In recent weeks, both Pfizer and Moderna announced that the COVID-19 vaccines they developed were 95% and 94.5% effective in Phase 3 human trials, respectively. Pfizer last week asked the U.S. Food and Drug Administration for emergency clearance to start distributing its vaccine, and Moderna is expected to do so every day. Federal officials say the first doses will be shipped within a day of approval.

This week, AstraZeneca became the third vaccine maker to say early data suggests its shots are highly effective. AstraZeneca said Monday that late-stage studies have shown the vaccine to be highly effective. Unlike the others, this vaccine does not need to be stored at freezing temperatures, which may make it cheaper and easier to distribute.

California Governor Gavin Newsom said at a news conference Monday the state was preparing for delivery and distribution, but widespread availability to the public was months away.

“Mass vaccination is unlikely to happen anytime soon,” Newsom said. “March, April, June, July, this is where we start to scale.”

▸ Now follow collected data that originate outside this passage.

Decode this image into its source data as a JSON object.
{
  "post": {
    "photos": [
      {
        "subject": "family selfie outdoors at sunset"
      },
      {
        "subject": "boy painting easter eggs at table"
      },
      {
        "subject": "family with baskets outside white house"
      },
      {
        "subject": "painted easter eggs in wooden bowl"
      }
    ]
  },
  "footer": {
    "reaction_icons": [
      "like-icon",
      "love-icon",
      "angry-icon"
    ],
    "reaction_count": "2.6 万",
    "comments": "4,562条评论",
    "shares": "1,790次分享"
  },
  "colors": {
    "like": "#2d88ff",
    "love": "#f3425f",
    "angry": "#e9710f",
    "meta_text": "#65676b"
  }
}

The state set up a Community Advisory Committee made up of community groups, school principals, and nonprofits to discuss distribution and allocation. A draft Phase 1a grant, targeting 2.4 million health care workers across the state, is due December 1.

Next, the committee will look at the distribution of vaccines to people in the community, to medically vulnerable medical first responders, and to those involved in security infrastructure.

“The first round of vaccination will be extremely limited,” Newsom said. “We start with a framework of scarcity.”

SFGATE reached out to the California Department of Health for a list of all seven state hospitals that will be the first to issue the vaccine. The story will be updated when we receive this information.

The Associated Press contributed to this story.